In one blink, I saw the dirt again. I closed my eyes hard. Opened them.

“We gotta figure this out, bruh.”

“I know. Guy Two. He didn’t have an accent.” I finally took a swig of beer.

“Russian accent?” Montana asked.

Nodding, I dragged a hand through my damp fauxhawk, jaw clenched. “You think Natasha’s father wants me dead, that bad?”

Montana frowned. Until now, he’d made it clear where he stood on the half-a-million-dollar rock. My promise to Natasha. The bawbag was never serious. Cocky? Aye. Funny? Given the circumstances, nae. But now there was a weight to his voice. “Did the soldier speak?”

I opened my mouth, ready to tell him no, that the bastard had saluted me, when my phone lit up on the counter. A soft buzz. Natasha.

Picking up my beer, I muttered, “Noooo.” Exhaled so hard the glass bottle whistled.

She’d called when we were in the middle of nowhere, dumping the bodies. I couldn’t take it then. Couldn’t fake normal. I had texted five words:

Don’t come tomorrow. Explain later.

Man, that sounded like a brush-off.

The phone had vibrated when I’d dropped it into my pocket and returned to digging. One ping, then a second. Never got around to checking it. Just took my shower, washed off the blood. A coward.

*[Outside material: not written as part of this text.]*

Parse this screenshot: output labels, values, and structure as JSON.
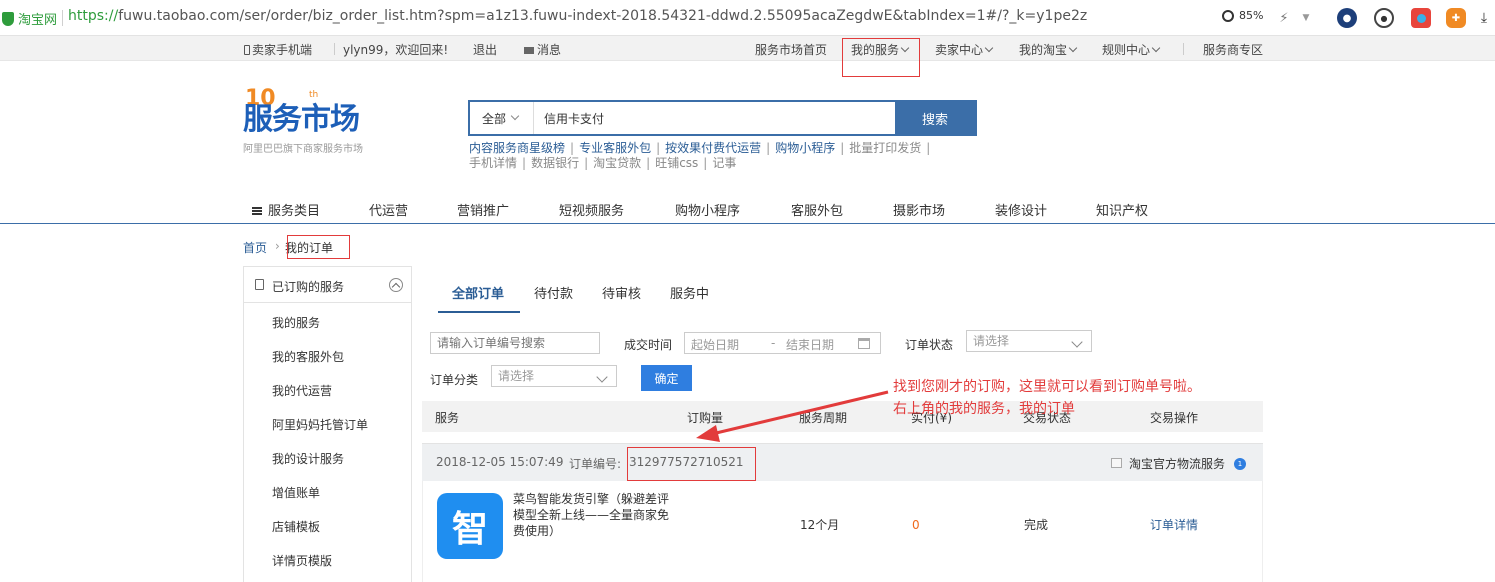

Now, a third message came in. The screen glowed.

“You better answer that girl.”

“I know,” I groused. I reached for it and clicked into our correspondence to start from the top.

NATASHA: So don’t come tomorrow? K. Can’t wait for your explanation.

Her tone sounded strained. Disappointed. Or confused? Then the next message from earlier landed a harder blow.

NATASHA: Then I’ll grovel about Greece, Lach. I’m texting Nan for a Dundee cake recipe. She’s gonna want something in return. Like baby pictures of me. Consider that every time your coach digs into you because of Greece.